Quelques souvenirs fugaces ? Avoir été ému lorsqu’un jeune homme et une jeune fille sont venus du stand de je ne sais quel master d’édition, pour me dire que mon travail sur les Moutons électriques est leur principale source d’inspiration. Et de m’offrir le somptueux bouquin qu’ils ont produit pour leur diplôme. Avoir été fort amusé par une vieille bibliothécaire du genre caricatural (mince froncée et préjugés en bandoulière) qui croyait me faire des compliments en me disant que vraiment maintenant je publiais des livres sérieux, c’est bien, toute cette science-fiction (insérer ici une grimace) non vraiment, maintenant vous faite un travail remarquable (hum, dois-je m’inquiéter, deviendrai-je si chiant que cela ?).

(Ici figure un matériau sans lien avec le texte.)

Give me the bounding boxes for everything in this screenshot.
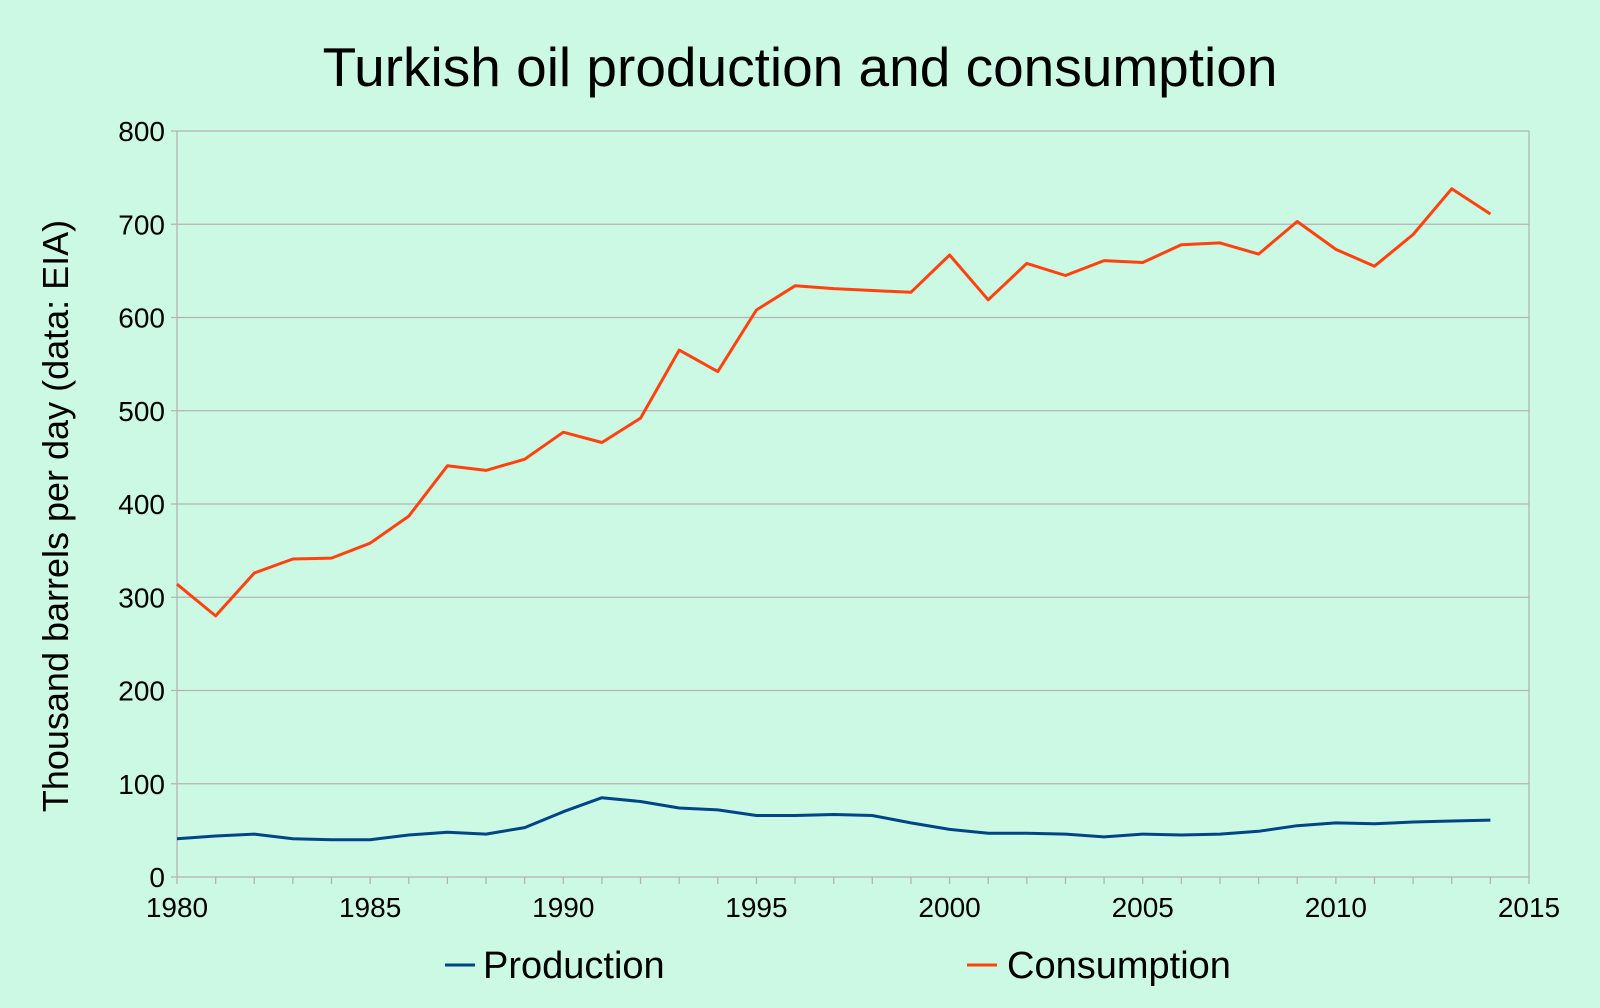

Amusé aussi par cette remarque en passant d’une ancienne responsable culturelle me disant une fois de plus qu’elle n’aime pas la science-fiction, alors que l’on parlait de Jaworski — cuistrerie et inculture, les deux mamelles de tant de ces gentils fonctionnaires (les bonnes intentions, les pavés, tout ça tout ça). Irrité par l’unique journaliste que j’ai vu, qui voulait m’interroger pour un site web obscur sur « pourquoi publier en province, quelle est la vie culturelle en province? », mais va mourir eh, c’est pas la « province » c’est la France, ça vit sur une île et ça croit faire preuve de curiosité intellectuelle, faut-il être sot pour en être à ce point de parisianisme.

Le reste ? Des copains, des amis, des auteurs que j’aime, de bons contacts, des lecteurs (-trices), un délicieux resto italien quelque part dans Vanves « pas loin du tout », la douceur de ceux qui m’hébergeaient, deux petites tristesses mais c’est la vie, un peu de ventes, Dionnet, Frémion (toujours un peu épaté d’être copain avec ces « célébrités »), une interview passionnante (Colin-Lehman pour Fiction), mes gentils stagiaires… Trop de métro, les jambes lourdes, globalement une « impression positive »… Et le soulagement de revenir en mon sweet home.

#2453

Deux mois déjà que je suis installé dans ma nouvelle vi(ll)e. Un phénomène qui m’amuse assez relève de ce que j’appelle faute de mieux ma « fausse amnésie ». Lorsque je sors, dans la rue, je ne connais pas une seule personne. Normal, me direz-vous, puisque effectivement je ne connais absolument personne ici — enfin si, une dizaine de copains à tout casser, mais c’est bien tout. Tandis qu’auparavant 28 années d’emplois et de circonstances successives avaient formé comme des strates géologiques, faisant que dans la rue je croisais des tas de gens que je reconnaissais — pas des relations, simplement des visages vus ici et là, d’anciens clients de la librairie, des habitants du quartier, des commerçants, etc etc. Toute une mince résille du réel, comme une toile diaphane de vagues reconnaissances, de familiarités floues et lointaines. Avec de temps en temps un « mauvais souvenir », la sale gueule d’un type que je n’aimais pas dans la clientèle de la librairie, par exemple. Autant d’accointances au moins visuelles qui créaient une tension inconsciente, et qu’ici je n’ai plus du tout. Comme si, tout soudain, j’avais « oublié » mon passé — le déracinement complet. Pour l’instant j’en ressens comme un curieux soulagement, une impression de liberté accrue. Non que je ne regrette pas diverses relations et connaissances lyonnaises, notez bien — des tas de gens que j’aime et qui vont forcément me manquer. Mais le réseau fantôme des visages vaguement connus, déjà croisés, déjà enregistrés, semble décharger mon inconscient de la lassitude d’un ordinaire calcifié, étouffant. Au point que je m’amuse d’impressions fugitives de reconnaissance — tout à l’heure encore j’ai croisé de plus ou moins sosies de Karim Berrouka, de la mère de Jérôme M. ou bien encore de telle autre personne… comme si mon cerveau, surpris de ne pas reconnaître, cherchait des repères. Il ne les trouve pas et cela m’insuffle une agréable sensation de fraîcheur, de légèreté.